From Bugzilla Helper: User-Agent: Mozilla/5.0 (X11; U; Linux i686; en-US; rv:1.0.0) Gecko/20020529 Description of problem: Running "strace -f nptl/tst-fork3" hangs in idle. The strace output mentions non-existent flag CLONE_IDLETASK. The report for fork() implemented using clone() has entirely the wrong flags. Version-Release number of selected component (if applicable): strace-4.4.95-2 How reproducible: Always Steps to Reproduce: 1. Build the glibc internal testcase nptl/tst-fork3 . 2. Run "strace -f nptl/tst-fork3 2>strace.out &" in background, and notice that it never exits. The non-straced tst-fork3 exits very quickly. 3. Inspect strace.out for the second call to clone(), which is implementing fork(). This instance can be identified by child_stack==0. 4. Run "grep CLONE_IDLETASK /usr/include/*/*.h". Actual Results: strace hangs in idle. ----- clone(child_stack=0x40835950, flags=CLONE_VM|CLONE_FS|CLONE_FILES|CLONE_SIGHAND|CLONE_THREAD|CLONE_SETTLS|CLONE_PARENT_SETTID|CLONE_CHILD_CLEARTID|CLONE_DETACHED, [15942], {entry_number:6, base_addr:0x40835d30, limit:1048575, seg_32bit:1, contents:0, read_exec_only:0, limit_in_pages:1, seg_not_present:0, useable:1}) = 15942 [pid 15942] clone(child_stack=0, flags=CLONE_VM|CLONE_FILES|CLONE_SIGHAND|CLONE_IDLETASK|CLONE_VFORK|CLONE_THREAD|CLONE_NEWNS|CLONE_UNTRACED|0x40000078) = 15943 ### flags are totally wrong; actual value is 0x1200011 . [pid 15943] clone(child_stack=0x41036950, flags=CLONE_VM|CLONE_FILES|CLONE_SIGHAND|CLONE_IDLETASK|CLONE_VFORK|CLONE_THREAD|CLONE_NEWNS|CLONE_UNTRACED|0x40000078) = 15944 ----- No output from the grep for CLONE_IDLETASK. Expected Results: strace exits normally. Second clone() has only two flags CLONE_CHILD_CLEARTID | CLONE_CHILD_SETTID , plus SIGCHLD; the value in %ebx is 0x1200011. Additional info:
I did not see the hanging failure mode, but the bug corrupts syscall arguments and so a variety of failure modes are possible. I've found and fixed the bug in the upstream strace sources. There will be an errata version as soon as possible.

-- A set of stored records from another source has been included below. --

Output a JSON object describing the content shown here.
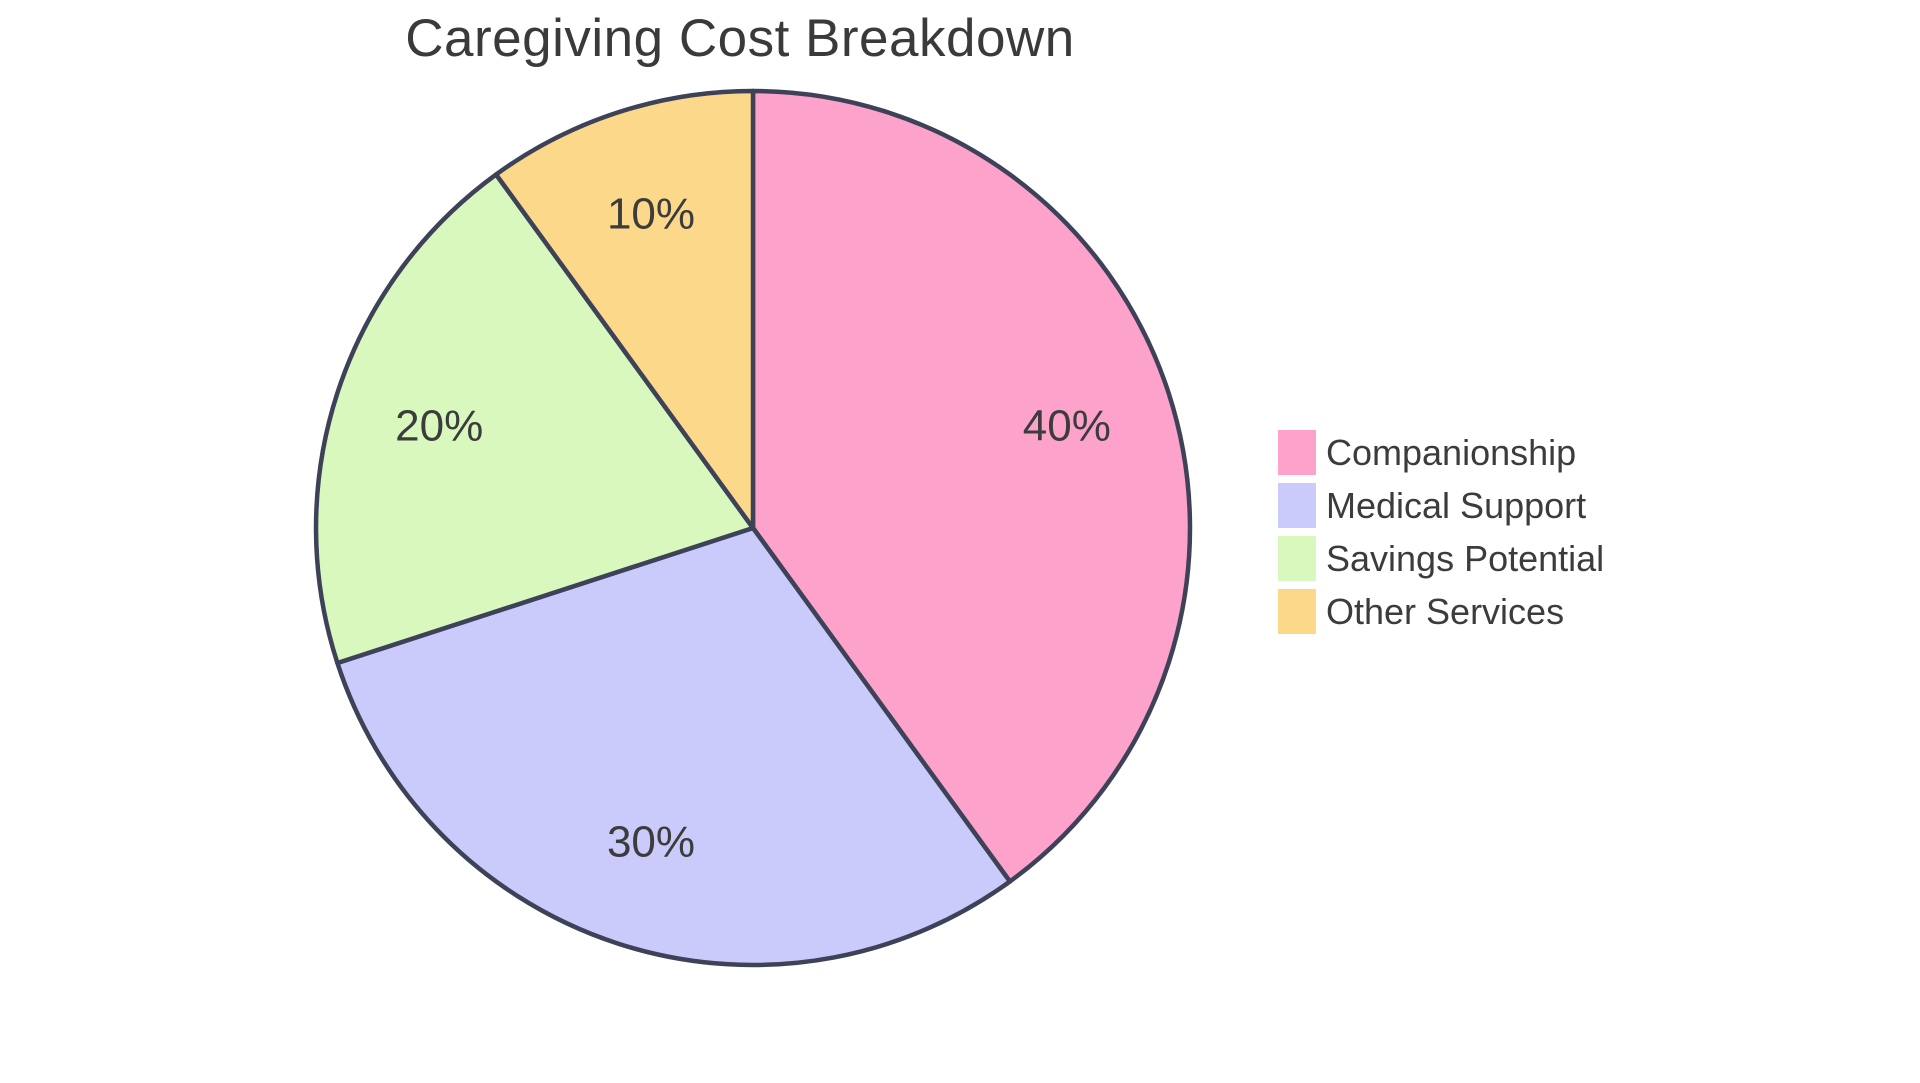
{
  "page": {
    "background_color": "#ffffff"
  },
  "chart_data": {
    "type": "pie",
    "title": "Caregiving Cost Breakdown",
    "labels": [
      "Companionship",
      "Medical Support",
      "Savings Potential",
      "Other Services"
    ],
    "values": [
      40,
      30,
      20,
      10
    ],
    "percent_labels": [
      "40%",
      "30%",
      "20%",
      "10%"
    ],
    "slice_colors": [
      "#FCA2CB",
      "#CACBFA",
      "#D9F8BE",
      "#FBD88A"
    ],
    "slice_edge_color": "#3E4258",
    "text_color": "#3C3C3C",
    "title_color": "#3A3A3A",
    "start_angle": "12 o'clock",
    "direction": "clockwise",
    "legend_position": "center-right",
    "legend_entries": [
      "Companionship",
      "Medical Support",
      "Savings Potential",
      "Other Services"
    ]
  }
}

Perhaps this is why 'strace -fp <pid>' is failing for me: # ps aux | grep httpd # strace -fp 9627 trace: ptrace(PTRACE_SYSCALL, ...): Operation not permitted detach: ptrace(PTRACE_DETACH, ...): Operation not permitted redhat 9, strace-4.4.95-2, default 2.4.20-8 kernel, updated httpd-2.0.40-21.1
That's very possible. Using strace on strace would show you the PIDs it uses in the ptrace calls that fail. If it is using bogus PID values, then that is probably the same bug.
Something I discovered was that if I do strace -fp <pid>, and if I get that error, the process in question is put into 'T' state in a ps listing. Traced or stopped, according to the man page. Something *really* neat occurred when I tried 'strace -fo/tmp/a strace -fp <pid>' (or somesuch)... that httpd process is not only in 'T' state, but it's unkillable, even with a kill -9. Did you say there was a new rpm for strace available somewhere?
There is a new strace version now available in rawhide. There will be an errata release for RHL9 at some point as well.